The McClellan Oscillator, a momentum indicator that helps point out overbought and oversold conditions, had reached a level that had often preceded sharp declines in the past.
So it seemed like a good time to cash in on the recent rally and place a small bet on the downside.
Stocks sold off immediately… And nimble short-sellers could have earned a fast profit…
Stocks started rallying again last week, though. And now, the S&P 500 is trading even higher than when the Oscillator first flashed “sell.” The McClellan Oscillator is higher, too. So the warning signs are out again, and we have a rare “double sell” signal. Take a look…
A double sell signal occurs when the Oscillator rallies above 80, sells off some, and rallies back above 80 without first reaching oversold levels. The blue circles on the chart show when this has happened over the past year.
Each double sell signal was followed by a sharp decline in stock prices. The S&P 500 fell 17% after the double sell signal last July. It fell 9% following the signal in October.

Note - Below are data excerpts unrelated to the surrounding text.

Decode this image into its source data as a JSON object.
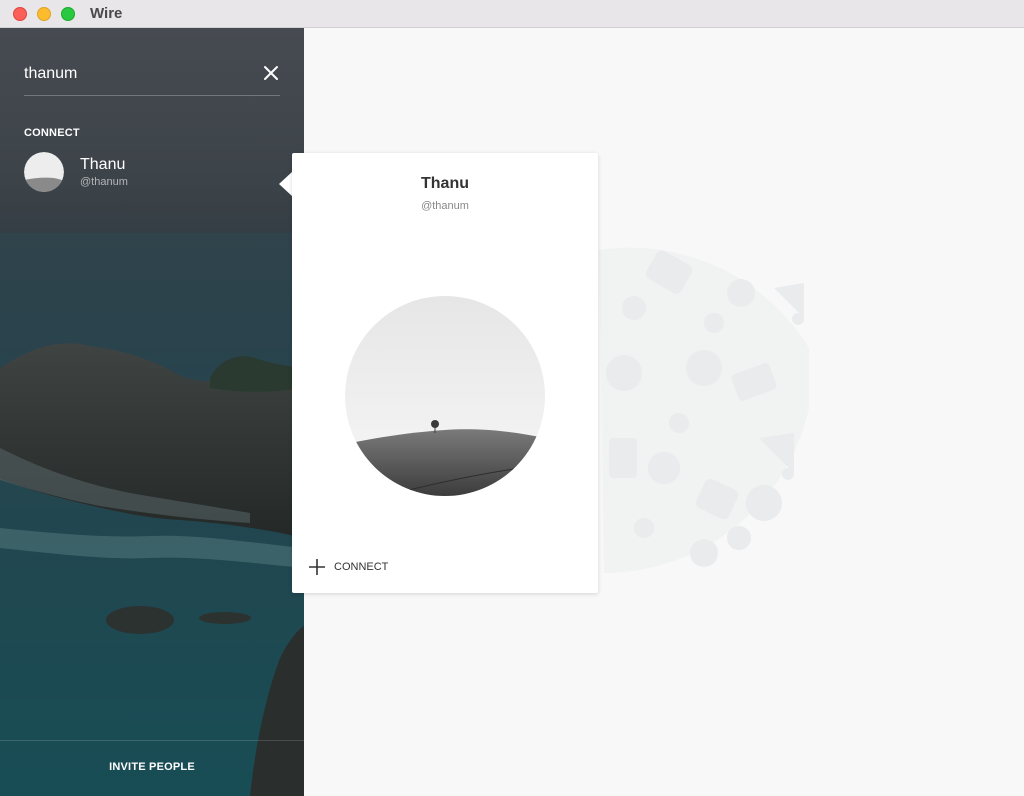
{
  "window": {
    "title": "Wire"
  },
  "search": {
    "value": "thanum",
    "clear_icon": "close-icon"
  },
  "sidebar": {
    "section_label": "CONNECT",
    "results": [
      {
        "name": "Thanu",
        "handle": "@thanum"
      }
    ],
    "invite_label": "INVITE PEOPLE"
  },
  "profile_card": {
    "name": "Thanu",
    "handle": "@thanum",
    "connect_label": "CONNECT",
    "connect_icon": "plus-icon"
  },
  "colors": {
    "titlebar": "#e8e6e8",
    "close": "#fc5f57",
    "minimize": "#fdbc2e",
    "maximize": "#28c840",
    "main_bg": "#f8f8f8"
  }
}
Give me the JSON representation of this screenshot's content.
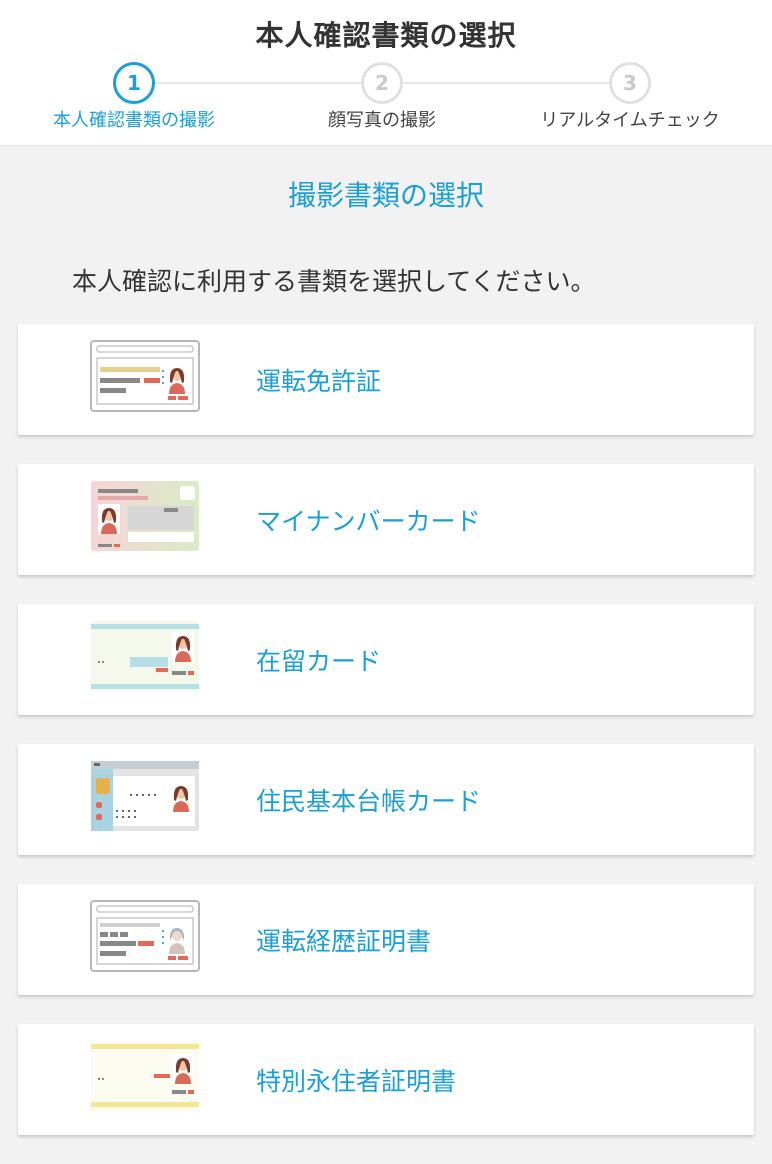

Another interesting development is the Oscillator closed above its upper Bollinger Band on Tuesday. Bollinger Bands measure overbought and oversold conditions by illustrating the most probable trading range for a stock or an indicator. A move outside of the bands indicates an extreme move – one that is likely to correct the other way.
So we now have a unique situation where the McClellan Oscillator has made such an extreme move that it is trading outside the range of another measure of extreme conditions.
This happened most recently last July. So once again, we’re seeing a lot of similarities between how stocks are trading this year compared to 2011. If this continues, the next few weeks could get ugly.